大審院の判例に従えば、慰藉料請求権は被害者がその生前に行使の意思を表明した場合に限つて相続の対象になるものとされている。本件の場合には被害者まつがこうした意思を表明した事跡はないのであるから、右の判例に従う限り、まつの慰藉料請求権は相続性を欠くことになるが、こうした解釈が正当なものであるとは思われない。この点はすでに学者の指摘するところであるから(例えば、我妻栄氏「慰藉料請求権の相続性」法学志林二九巻一一号参照)、ここでは詳論をさけ、判例の解釈に従い得ないとする理由の要旨を左に摘記する。

(1)  民法は不法行為による損害賠償について財産上の損害賠償と精神上の損害賠償とを別異に取扱つていない(七一〇条参照)。そして、財産上の損害については、判例は即死の場合でも被害者は得べかりし利益の喪失による損害賠償請求権を取得し、この請求権は被害者の死亡によつて相続されるものとしている。
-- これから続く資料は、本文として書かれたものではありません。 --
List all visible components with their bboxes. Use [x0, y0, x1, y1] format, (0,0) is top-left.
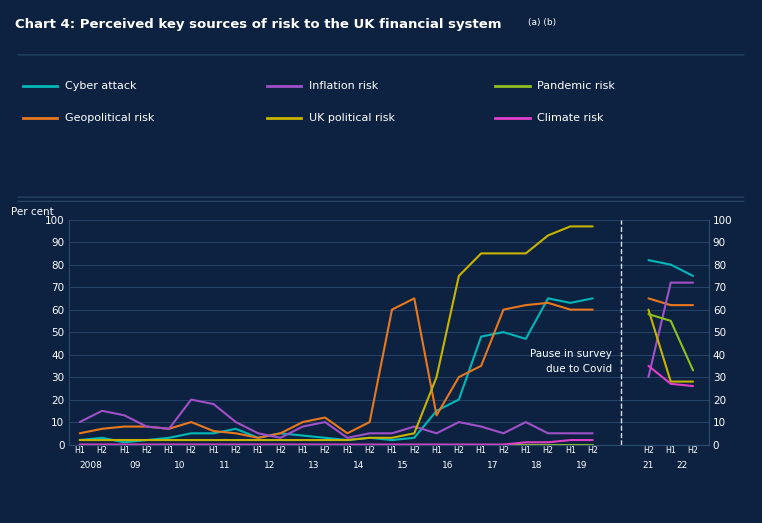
Text: 13: 13 [308, 461, 319, 470]
Text: (a) (b): (a) (b) [528, 18, 556, 27]
Text: 17: 17 [487, 461, 498, 470]
Text: Pandemic risk: Pandemic risk [537, 81, 615, 92]
Text: Inflation risk: Inflation risk [309, 81, 378, 92]
Text: 09: 09 [130, 461, 141, 470]
Text: Chart 4: Perceived key sources of risk to the UK financial system: Chart 4: Perceived key sources of risk t… [15, 18, 501, 31]
Text: 22: 22 [676, 461, 687, 470]
Text: 18: 18 [531, 461, 543, 470]
Text: 16: 16 [442, 461, 453, 470]
Text: Geopolitical risk: Geopolitical risk [65, 112, 154, 123]
Text: 19: 19 [576, 461, 588, 470]
Text: 12: 12 [264, 461, 275, 470]
Text: Pause in survey
due to Covid: Pause in survey due to Covid [530, 349, 612, 374]
Text: UK political risk: UK political risk [309, 112, 395, 123]
Text: 21: 21 [643, 461, 654, 470]
Text: 11: 11 [219, 461, 230, 470]
Text: Per cent: Per cent [11, 208, 54, 218]
Text: 15: 15 [397, 461, 409, 470]
Text: 10: 10 [174, 461, 186, 470]
Text: 2008: 2008 [79, 461, 102, 470]
Text: 14: 14 [353, 461, 364, 470]
Text: Cyber attack: Cyber attack [65, 81, 136, 92]
Text: Climate risk: Climate risk [537, 112, 604, 123]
慰藉料請求権についても、被害者が不行使の意思を表明しない限り、その相続を認めて然るべきである。

(2)  もし慰藉料請求権についてその一身専属性を強調すれば、被害者が死亡した場合には慰藉の客体を欠くことになるから、被害者がその生前に権利行使の意思を表明していた場合にもなお相続人によるこれが行使を否認すべきものであろう。こうした立場をとつても慰藉料請求権の不承継は民法第七一一条の規定による被害者の近親の固有の慰藉料を定める場合にはひとつの増額要素として考慮されることになるから、実際上、慰藉料請求権の相続性を認める場合とほぼ同一の結果を収めることができるかも知れない。しかし、七一一条は近親の範囲を限定しているので、被害者の祖父母や孫が相続人である場合にはことの結果に重大な差異が生ずることになる。この差異をみのがすことは妥当でない。
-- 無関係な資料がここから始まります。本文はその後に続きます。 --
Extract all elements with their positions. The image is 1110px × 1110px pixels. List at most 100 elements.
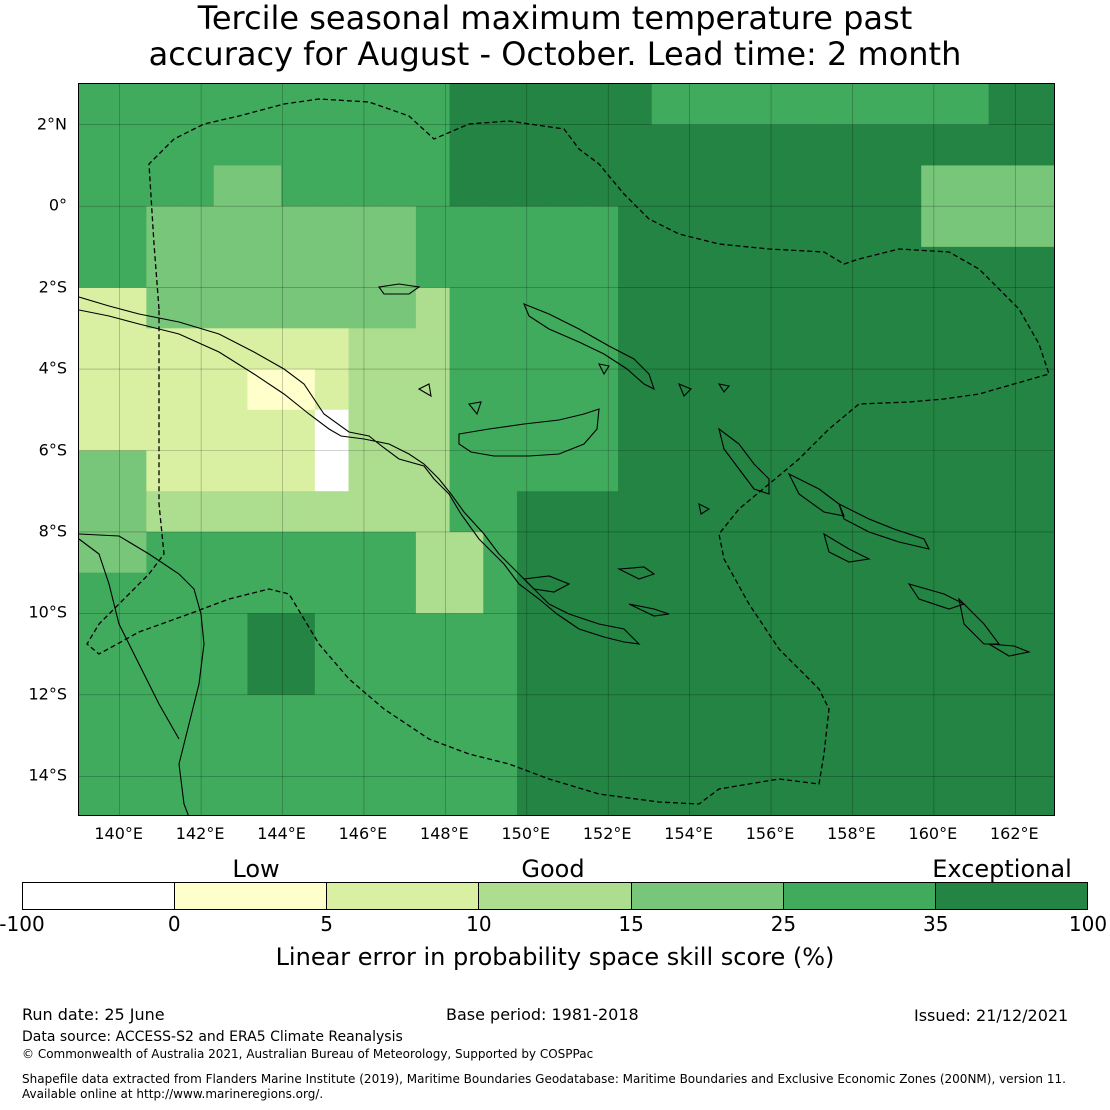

(3)  判例の立場は実際論としてきわめて不当である。比較的軽傷の場合には請求権行使の意思を表明することもできようが、即死の場合や重大な衝撃をうけて人事不省に陥つたような場合にはもはやどうにもならないことになる。

判例の立場は修正さるべきものと考える。被害者まつに権利不行使の意思があつたことを認むべき資料は何もないから、原告等は、前記のとおり、まつの慰藉料請求権を相続したものと判断する。
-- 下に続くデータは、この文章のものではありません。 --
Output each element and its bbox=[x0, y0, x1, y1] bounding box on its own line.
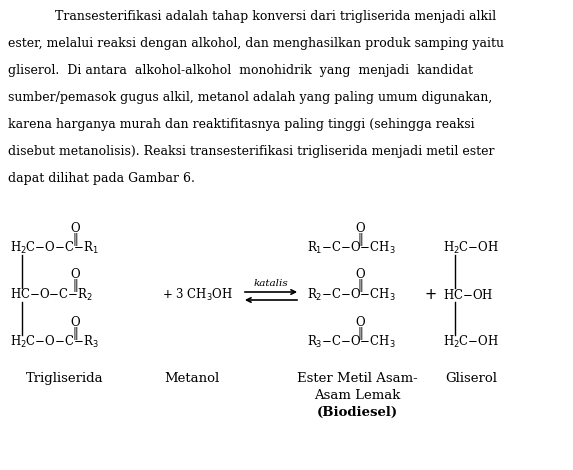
Text: Gliserol: Gliserol bbox=[445, 372, 497, 385]
Text: gliserol.  Di antara  alkohol-alkohol  monohidrik  yang  menjadi  kandidat: gliserol. Di antara alkohol-alkohol mono… bbox=[8, 64, 473, 77]
Text: Transesterifikasi adalah tahap konversi dari trigliserida menjadi alkil: Transesterifikasi adalah tahap konversi … bbox=[55, 10, 496, 23]
Text: O: O bbox=[70, 268, 80, 282]
Text: ‖: ‖ bbox=[357, 327, 363, 339]
Text: H$_2$C$-$OH: H$_2$C$-$OH bbox=[443, 240, 499, 256]
Text: Ester Metil Asam-: Ester Metil Asam- bbox=[297, 372, 417, 385]
Text: $+$ 3 CH$_3$OH: $+$ 3 CH$_3$OH bbox=[162, 287, 233, 303]
Text: HC$-$OH: HC$-$OH bbox=[443, 288, 493, 302]
Text: ‖: ‖ bbox=[72, 327, 78, 339]
Text: Trigliserida: Trigliserida bbox=[26, 372, 104, 385]
Text: Asam Lemak: Asam Lemak bbox=[314, 389, 400, 402]
Text: O: O bbox=[70, 221, 80, 235]
Text: O: O bbox=[355, 221, 365, 235]
Text: $+$: $+$ bbox=[423, 288, 436, 302]
Text: ‖: ‖ bbox=[72, 233, 78, 245]
Text: disebut metanolisis). Reaksi transesterifikasi trigliserida menjadi metil ester: disebut metanolisis). Reaksi transesteri… bbox=[8, 145, 494, 158]
Text: R$_1$$-$C$-$O$-$CH$_3$: R$_1$$-$C$-$O$-$CH$_3$ bbox=[307, 240, 395, 256]
Text: O: O bbox=[355, 268, 365, 282]
Text: katalis: katalis bbox=[254, 280, 288, 289]
Text: Metanol: Metanol bbox=[164, 372, 219, 385]
Text: R$_3$$-$C$-$O$-$CH$_3$: R$_3$$-$C$-$O$-$CH$_3$ bbox=[307, 334, 395, 350]
Text: karena harganya murah dan reaktifitasnya paling tinggi (sehingga reaksi: karena harganya murah dan reaktifitasnya… bbox=[8, 118, 474, 131]
Text: H$_2$C$-$OH: H$_2$C$-$OH bbox=[443, 334, 499, 350]
Text: O: O bbox=[70, 315, 80, 329]
Text: ester, melalui reaksi dengan alkohol, dan menghasilkan produk samping yaitu: ester, melalui reaksi dengan alkohol, da… bbox=[8, 37, 504, 50]
Text: O: O bbox=[355, 315, 365, 329]
Text: HC$-$O$-$C$-$R$_2$: HC$-$O$-$C$-$R$_2$ bbox=[10, 287, 93, 303]
Text: H$_2$C$-$O$-$C$-$R$_3$: H$_2$C$-$O$-$C$-$R$_3$ bbox=[10, 334, 99, 350]
Text: R$_2$$-$C$-$O$-$CH$_3$: R$_2$$-$C$-$O$-$CH$_3$ bbox=[307, 287, 395, 303]
Text: sumber/pemasok gugus alkil, metanol adalah yang paling umum digunakan,: sumber/pemasok gugus alkil, metanol adal… bbox=[8, 91, 492, 104]
Text: H$_2$C$-$O$-$C$-$R$_1$: H$_2$C$-$O$-$C$-$R$_1$ bbox=[10, 240, 99, 256]
Text: ‖: ‖ bbox=[357, 280, 363, 292]
Text: ‖: ‖ bbox=[357, 233, 363, 245]
Text: dapat dilihat pada Gambar 6.: dapat dilihat pada Gambar 6. bbox=[8, 172, 195, 185]
Text: (Biodiesel): (Biodiesel) bbox=[316, 406, 398, 419]
Text: ‖: ‖ bbox=[72, 280, 78, 292]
また、証人坂井三郎及び原告小泉勝の供述並びに右供述により成立を認めうる甲第二十三号証の一ないし四によれば、原告小泉勝が治療費、通信費、葬儀費用等として少くとも金八万四千九百四十六円を支出したことが認められるので、被告等は原告勝に対しては右の損害をも賠償する義務がある。この点について、被告等は人間は何時かは死ぬものであつて、いずれ葬儀費用の支出を免れないのであるから葬儀費用については損害の賠償を請求できないという。明文の規定のないわが民法の解釈としては、子が親の葬儀費用を支出したような場合には解釈上疑がないではないが、この点はすでに判例上確定されたところであり、これに従うのが相当であると思うので、被告等の右の主張は採用しない。なお、被告等はまつの死亡によつて原告等は扶養の負担を免かれたから、賠償額のうちから扶養料を控除すべきものであるというが、原告等が具体的に如何なる範囲で扶養料の支出を免かれたかについては被告等の主張立証が全然ないから、この主張も採用できない。

(四)、むすび

以上の理由により、被告等連帯して原告勝に対しては固有の慰藉料金十万円、相続によるまつの慰藉料金三万円及び葬儀費用等金八万四千九百四十六円以上合計金二十一万四千九百四十六円、その他の原告に対してはそれぞれ固有の慰藉料金十万円、相続人によるまつの慰藉料金三万円合計金十三万円及びいずれもこれに対する訴状送達の翌日たること記録上明瞭な昭和二十八年一月二十二日から支払済まで年五分の割合による遅延損害金を支払うべき義務があり、原告等の本訴請求は右の限度において理由があるので、訴訟費用の負担につき民事訴訟法第九十二条、第九十三条、仮執行の宣言につき同法第百九十六条を適用して主文のとおり判決する。